Violence can serve as a pretext for the imposition of governmental terrorism, with martial law and the destruction of liberty. The reaction to the Oklahoma City incident shows the potential for that reaction. What would have happened if the perpetrators had had nuclear explosives? To preserve both life and liberty, it is vital to improve our defenses.

First, we need to ask why terrorism is so widespread. Joseph de Courcy explains: it is cheap, and it pays handsomely.

Nelson Mandela, head of a terrorist organization for many years, is now head of state in South Africa. He received the Order of Merit from Queen Elizabeth II and the Nobel Peace Prize. Chief Buthelezi, who left the African National Congress because of his opposition to violence, is vilified.

While nothing in the treatment of the Catholic minority in Northern Ireland justified the taking of a single life, the Irish Republican Army murdered 2,000 innocent citizens and was rewarded by the capitulation of the British government. IRA leader Gerry Adams was feted by the Clinton White House (Intelligence Digest, Stoneyhill Centre, Brimpsfield, Gloucester, GL4 8LF, UK, 3/24/95.) Yasser Arafat is also welcome in the White House. And while mourning the death of some 200 Americans, Bill Clinton still supports Boris Yeltsin, the prosecutor of a murderous war in Chechnya that has claimed more than 42,000 lives.

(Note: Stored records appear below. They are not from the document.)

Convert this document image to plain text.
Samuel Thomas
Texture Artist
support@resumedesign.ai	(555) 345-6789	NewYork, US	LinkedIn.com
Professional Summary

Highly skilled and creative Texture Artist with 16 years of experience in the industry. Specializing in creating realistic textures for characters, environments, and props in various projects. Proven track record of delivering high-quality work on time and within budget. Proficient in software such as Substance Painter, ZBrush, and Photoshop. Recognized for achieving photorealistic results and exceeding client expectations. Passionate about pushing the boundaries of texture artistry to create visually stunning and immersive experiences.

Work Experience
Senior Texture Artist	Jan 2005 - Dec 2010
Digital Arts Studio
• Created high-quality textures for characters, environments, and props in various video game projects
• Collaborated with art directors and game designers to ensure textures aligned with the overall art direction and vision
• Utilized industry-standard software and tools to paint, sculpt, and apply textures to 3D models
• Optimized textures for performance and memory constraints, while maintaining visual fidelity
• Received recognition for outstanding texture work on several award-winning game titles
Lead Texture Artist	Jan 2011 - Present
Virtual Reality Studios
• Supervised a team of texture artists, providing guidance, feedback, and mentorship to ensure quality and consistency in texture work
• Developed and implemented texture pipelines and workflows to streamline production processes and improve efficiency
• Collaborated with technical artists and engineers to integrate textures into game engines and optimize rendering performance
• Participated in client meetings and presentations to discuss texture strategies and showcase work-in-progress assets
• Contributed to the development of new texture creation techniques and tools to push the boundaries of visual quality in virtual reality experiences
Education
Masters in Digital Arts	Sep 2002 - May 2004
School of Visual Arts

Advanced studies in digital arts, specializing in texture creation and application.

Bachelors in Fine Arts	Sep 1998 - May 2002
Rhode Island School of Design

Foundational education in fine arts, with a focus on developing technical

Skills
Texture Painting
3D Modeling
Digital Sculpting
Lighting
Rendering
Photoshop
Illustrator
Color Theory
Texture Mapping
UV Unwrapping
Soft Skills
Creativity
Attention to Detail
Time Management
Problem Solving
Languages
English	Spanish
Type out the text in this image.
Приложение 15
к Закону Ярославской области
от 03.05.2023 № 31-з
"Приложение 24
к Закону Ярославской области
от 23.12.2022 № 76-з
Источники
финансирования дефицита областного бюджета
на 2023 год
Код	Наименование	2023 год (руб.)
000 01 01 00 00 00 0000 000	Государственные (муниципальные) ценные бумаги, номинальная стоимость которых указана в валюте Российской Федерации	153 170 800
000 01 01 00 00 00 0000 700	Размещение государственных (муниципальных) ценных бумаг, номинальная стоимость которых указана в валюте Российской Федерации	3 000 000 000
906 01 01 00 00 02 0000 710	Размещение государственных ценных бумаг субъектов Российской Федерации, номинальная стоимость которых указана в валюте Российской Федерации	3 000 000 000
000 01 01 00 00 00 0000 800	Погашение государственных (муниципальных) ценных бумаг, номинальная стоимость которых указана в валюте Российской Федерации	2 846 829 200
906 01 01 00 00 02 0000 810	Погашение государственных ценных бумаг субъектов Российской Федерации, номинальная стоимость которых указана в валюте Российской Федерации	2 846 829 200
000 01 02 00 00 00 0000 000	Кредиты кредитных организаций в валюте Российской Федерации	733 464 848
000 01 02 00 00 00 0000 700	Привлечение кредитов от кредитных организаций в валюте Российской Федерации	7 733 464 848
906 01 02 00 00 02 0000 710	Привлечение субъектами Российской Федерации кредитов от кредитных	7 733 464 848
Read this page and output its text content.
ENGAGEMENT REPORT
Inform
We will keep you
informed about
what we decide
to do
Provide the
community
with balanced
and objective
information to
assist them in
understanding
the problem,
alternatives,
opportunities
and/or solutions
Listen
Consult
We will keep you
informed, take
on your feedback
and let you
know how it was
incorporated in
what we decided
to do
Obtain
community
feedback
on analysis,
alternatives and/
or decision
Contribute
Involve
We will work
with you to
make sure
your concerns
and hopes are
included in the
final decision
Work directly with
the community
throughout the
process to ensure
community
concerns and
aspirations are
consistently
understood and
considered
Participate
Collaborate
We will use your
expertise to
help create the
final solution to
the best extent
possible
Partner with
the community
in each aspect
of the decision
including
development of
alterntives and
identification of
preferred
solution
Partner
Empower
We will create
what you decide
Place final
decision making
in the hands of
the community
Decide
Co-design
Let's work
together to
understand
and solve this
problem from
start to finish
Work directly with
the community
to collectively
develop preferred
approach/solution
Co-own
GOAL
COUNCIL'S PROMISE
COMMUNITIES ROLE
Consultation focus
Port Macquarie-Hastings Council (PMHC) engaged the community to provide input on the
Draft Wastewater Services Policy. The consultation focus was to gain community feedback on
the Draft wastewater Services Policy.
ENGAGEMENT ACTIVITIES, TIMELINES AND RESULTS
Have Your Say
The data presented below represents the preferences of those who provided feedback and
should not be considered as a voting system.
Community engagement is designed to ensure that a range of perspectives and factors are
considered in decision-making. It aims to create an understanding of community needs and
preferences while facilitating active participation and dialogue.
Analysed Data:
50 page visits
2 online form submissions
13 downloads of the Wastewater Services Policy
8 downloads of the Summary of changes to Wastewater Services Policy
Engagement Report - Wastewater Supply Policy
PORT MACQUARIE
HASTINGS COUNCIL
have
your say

The first step then should be to assure that terrorists do not achieve their objectives. They should be punished severely if convicted based on actions, not political ideology but at least they should not be rewarded.

A second step should be for the government to set a good example of respect for the rule of law. The government that frustrates justice, or even perpetrates injustice, forfeits its moral credibility, argues Paul Robinson (``Moral Credibility and Crime,'' Atlantic Monthly, March 1995).

Finally, America needs to revitalize its moribund population protection system civil defense as part of preparedness in all dimensions.

In the past hundred years, fewer than a dozen [nongovernmental] terrorist attacks have caused more than 100 deaths. De Courcy warns that the ratio will change dramatically with the wide availability of scientific knowledge, as illustrated by the Tokyo poison-gas subway massacre (op. cit.). Lowell Wood, who will receive the Edward Teller Defender of Freedom Award at the upcoming DDP meeting, warns that current medical response capabilities could be overwhelmed, leading to casualties in numbers not seen since mass air-raids on cities.

The Oklahoma City bombing should be a wake-up call to unite Americans in defense against the threats of the modern age. The tragedy would be magnified many times if it is used as a pretext for dividing Americans against each other, or surrendering the liberties for which our forefathers fought.